My best network has the following architecture:

  • 8 layers of 3x3 convolutions with zero-padding with 20, 20, 50, 50, 50, 50, 50, 50 feature maps
  • 4 max pooling layers with subsampling, one after every second convolutional layer
  • a fully-connected layer of 500 units followed by a softmax
  • mean-only batch normalization before rectifiers in convolutional layers

I trained as follows:

  • all intensities are normalized to be in
  • a random crop of 128x128 was taken from an image prescaled to have a minimum dimension of 150
  • all layers were initialized using the method proposed by Glorot et al.
  • batch size 100, RMSProp with learning rate 0.0003 and decay rate 0.999

I evaluated as follows:

  • networks predictions were averaged over 5 windows of 128x128, 4 corner ones and one in the center of the imag

Main take-home messages:

  • Data augmentation is extremely important.
  • RMSProp is a very robust training method that allows to try different architectures.
  • Similarly the initialization proposed by Glorot et al. worked very robustly for a lot of architectures.
  • Depth is great, but a lot of regularization (or batch norm) might be required to benefit from it.
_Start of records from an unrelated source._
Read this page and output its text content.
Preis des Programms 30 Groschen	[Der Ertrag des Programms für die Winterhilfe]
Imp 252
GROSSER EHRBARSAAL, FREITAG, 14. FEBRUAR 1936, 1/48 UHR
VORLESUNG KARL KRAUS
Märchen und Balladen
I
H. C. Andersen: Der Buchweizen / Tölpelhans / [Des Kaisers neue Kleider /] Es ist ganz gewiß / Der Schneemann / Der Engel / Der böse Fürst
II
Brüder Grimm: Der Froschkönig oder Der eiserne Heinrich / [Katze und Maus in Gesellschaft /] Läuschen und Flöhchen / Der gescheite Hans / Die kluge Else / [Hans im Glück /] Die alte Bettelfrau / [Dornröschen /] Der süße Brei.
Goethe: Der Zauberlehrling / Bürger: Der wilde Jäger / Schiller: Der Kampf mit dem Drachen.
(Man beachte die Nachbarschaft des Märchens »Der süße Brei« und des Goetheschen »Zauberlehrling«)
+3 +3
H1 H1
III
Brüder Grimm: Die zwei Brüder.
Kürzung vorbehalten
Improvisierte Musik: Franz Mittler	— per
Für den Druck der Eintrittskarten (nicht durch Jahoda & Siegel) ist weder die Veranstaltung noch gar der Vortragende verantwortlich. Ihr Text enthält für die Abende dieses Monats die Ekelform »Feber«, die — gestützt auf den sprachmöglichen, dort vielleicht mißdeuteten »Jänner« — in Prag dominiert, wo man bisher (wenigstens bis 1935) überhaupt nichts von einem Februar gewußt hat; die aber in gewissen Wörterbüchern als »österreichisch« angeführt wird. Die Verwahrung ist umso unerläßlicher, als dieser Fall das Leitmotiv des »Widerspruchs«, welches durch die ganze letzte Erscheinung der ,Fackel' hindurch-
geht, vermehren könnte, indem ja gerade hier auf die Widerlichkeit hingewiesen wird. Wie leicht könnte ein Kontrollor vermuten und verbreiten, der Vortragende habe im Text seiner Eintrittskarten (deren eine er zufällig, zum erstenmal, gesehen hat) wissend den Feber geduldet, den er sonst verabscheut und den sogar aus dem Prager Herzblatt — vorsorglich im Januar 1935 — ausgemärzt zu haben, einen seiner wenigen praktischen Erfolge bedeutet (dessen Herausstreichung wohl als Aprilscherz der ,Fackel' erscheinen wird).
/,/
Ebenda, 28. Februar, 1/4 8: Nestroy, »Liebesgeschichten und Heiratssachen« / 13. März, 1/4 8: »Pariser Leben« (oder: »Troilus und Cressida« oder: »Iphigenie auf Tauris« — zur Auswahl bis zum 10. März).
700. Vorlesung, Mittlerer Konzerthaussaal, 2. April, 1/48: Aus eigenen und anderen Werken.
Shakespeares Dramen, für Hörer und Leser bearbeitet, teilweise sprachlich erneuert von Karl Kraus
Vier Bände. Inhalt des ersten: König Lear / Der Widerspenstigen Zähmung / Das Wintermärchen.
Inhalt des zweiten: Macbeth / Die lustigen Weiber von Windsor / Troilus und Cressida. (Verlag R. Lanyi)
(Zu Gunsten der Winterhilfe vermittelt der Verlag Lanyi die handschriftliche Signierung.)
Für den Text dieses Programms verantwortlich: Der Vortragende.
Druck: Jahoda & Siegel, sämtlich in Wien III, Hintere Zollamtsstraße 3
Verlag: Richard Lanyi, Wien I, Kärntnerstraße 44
On the other hand, shallow networks seem to have a bound on the performance that they can not possibly surpass.
  • Batch normalization brings an overwhelming improvement to both the speed of the training and the final performance.

I think I could improve my results by incorporating more rotation, translation, scale and reflection invariance in the network architecture and/or using these transformationsto obtain ever more training examples. It would be especially interesting to apply add a spatial transformer module for the network.

P.S.

The network with full batch normalization converged much slower, but eventually performed better: 96.4% on the validation set. I did not measure the test performance.